InnoDBはリカバリ処理時にログファイルから「データファイルへ書き込まれていない更新」を読み込んで、データファイルへ適用しなければならない。これがいわゆるRedoである。(他にもUndo処理やIndex Mergeが走ったりするが、説明がややこしくなるので割愛する。)

クラッシュリカバリを実行していてはリストアに掛かる時間が長くなってしまうじゃないか?!と思うかも知れない。確かにその通りなので、他のマシンへデータファイルとログファイルをコピーして、そこでそのデータを用いてmysqldを起動し、クラッシュリカバリを完了させておくと良いだろう。

さらに、スナップショットで得られたバックアップに対してバイナリログを使ったロールフォワードリカバリを行う事もできる。ロールフォワードリカバリを行うには、バイナリログのファイル名と位置情報が必要だが、InnoDBはその情報をログファイル内に記録しており、再起動後のエラーログには次のようにログファイル名と位置が出力されるのだ!

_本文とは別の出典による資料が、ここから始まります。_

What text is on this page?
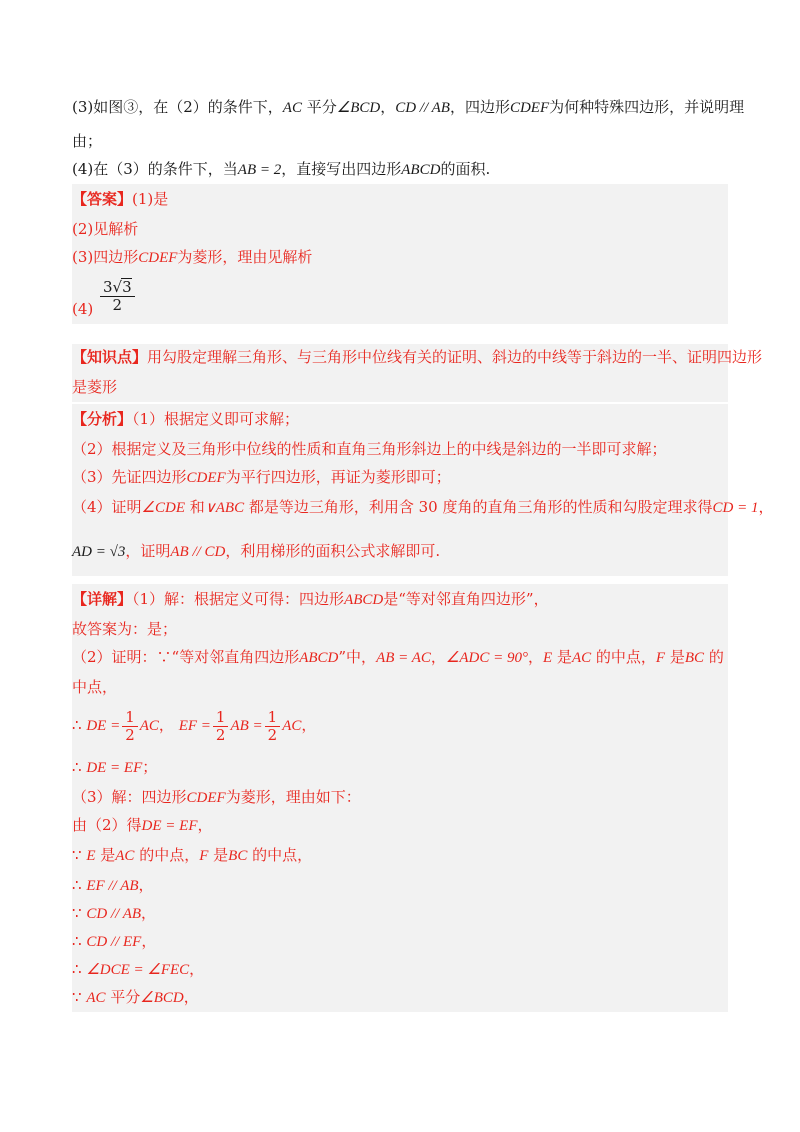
(3)如图③，在（2）的条件下，AC 平分∠BCD，CD // AB，四边形CDEF为何种特殊四边形，并说明理
由；
(4)在（3）的条件下，当AB = 2，直接写出四边形ABCD的面积.
【答案】(1)是
(2)见解析
(3)四边形CDEF为菱形，理由见解析
$(4) \frac{3√3}{2}$
【知识点】用勾股定理解三角形、与三角形中位线有关的证明、斜边的中线等于斜边的一半、证明四边形
是菱形
【分析】（1）根据定义即可求解；
（2）根据定义及三角形中位线的性质和直角三角形斜边上的中线是斜边的一半即可求解；
（3）先证四边形CDEF为平行四边形，再证为菱形即可；
（4）证明∠CDE 和∨ABC 都是等边三角形，利用含 30 度角的直角三角形的性质和勾股定理求得CD = 1，
AD = √3，证明AB // CD，利用梯形的面积公式求解即可.
【详解】（1）解：根据定义可得：四边形ABCD是“等对邻直角四边形”，
故答案为：是；
（2）证明：∵“等对邻直角四边形ABCD”中，AB = AC，∠ADC = 90°，E 是AC 的中点，F 是BC 的
中点，
∴ DE = $\frac{1}{2}$ AC， EF = $\frac{1}{2}$ AB = $\frac{1}{2}$ AC，
∴ DE = EF；
（3）解：四边形CDEF为菱形，理由如下：
由（2）得DE = EF，
∵ E 是AC 的中点，F 是BC 的中点，
∴ EF // AB，
∵ CD // AB，
∴ CD // EF，
∴ ∠DCE = ∠FEC，
∵ AC 平分∠BCD，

InnoDB: Last MySQL binlog file position 0 1272, file name ./mysql-bin.000001

後はここで得られた情報を使って、mysqlbinlogコマンドでバイナリログを適用すれば良い。クラッシュセーフなInnoDBは安全にいつでもスナップショットでバックアップを取ることが出来るのである。従って、InnoDBのバックアップは次のような手順で実施出来る。
  1. スナップショットを取得
  2. スナップショットからデータを安全な場所にコピー
  3. スナップショットを破棄
なお、スナップショットの取得や破棄の方法については、LVMやZFS、ディスク装置などのマニュアルを参照して欲しい。

MyISAMをスナップショットでバックアップ

MyISAMの場合はどうだろうか?こちらの場合話はもっと簡単で、一瞬だけFLUSH TABLES WITH READ LOCKコマンドを使ってデータを全てディスクへ書き出した後にスナップショットを取れば良い。このコマンドによって得られたRead Lockはmysqld全体をread-onlyにして、UNLOCK TABLESが実行されるかロックを保持しているセッションが切れるまで継続する。また、MyISAMはInnoDBと違ってバイナリログの位置情報を記録するような仕組みは持っていないので、ロールフォワードリカバリを行いたい場合には別途情報を記録しておく必要があるだろう。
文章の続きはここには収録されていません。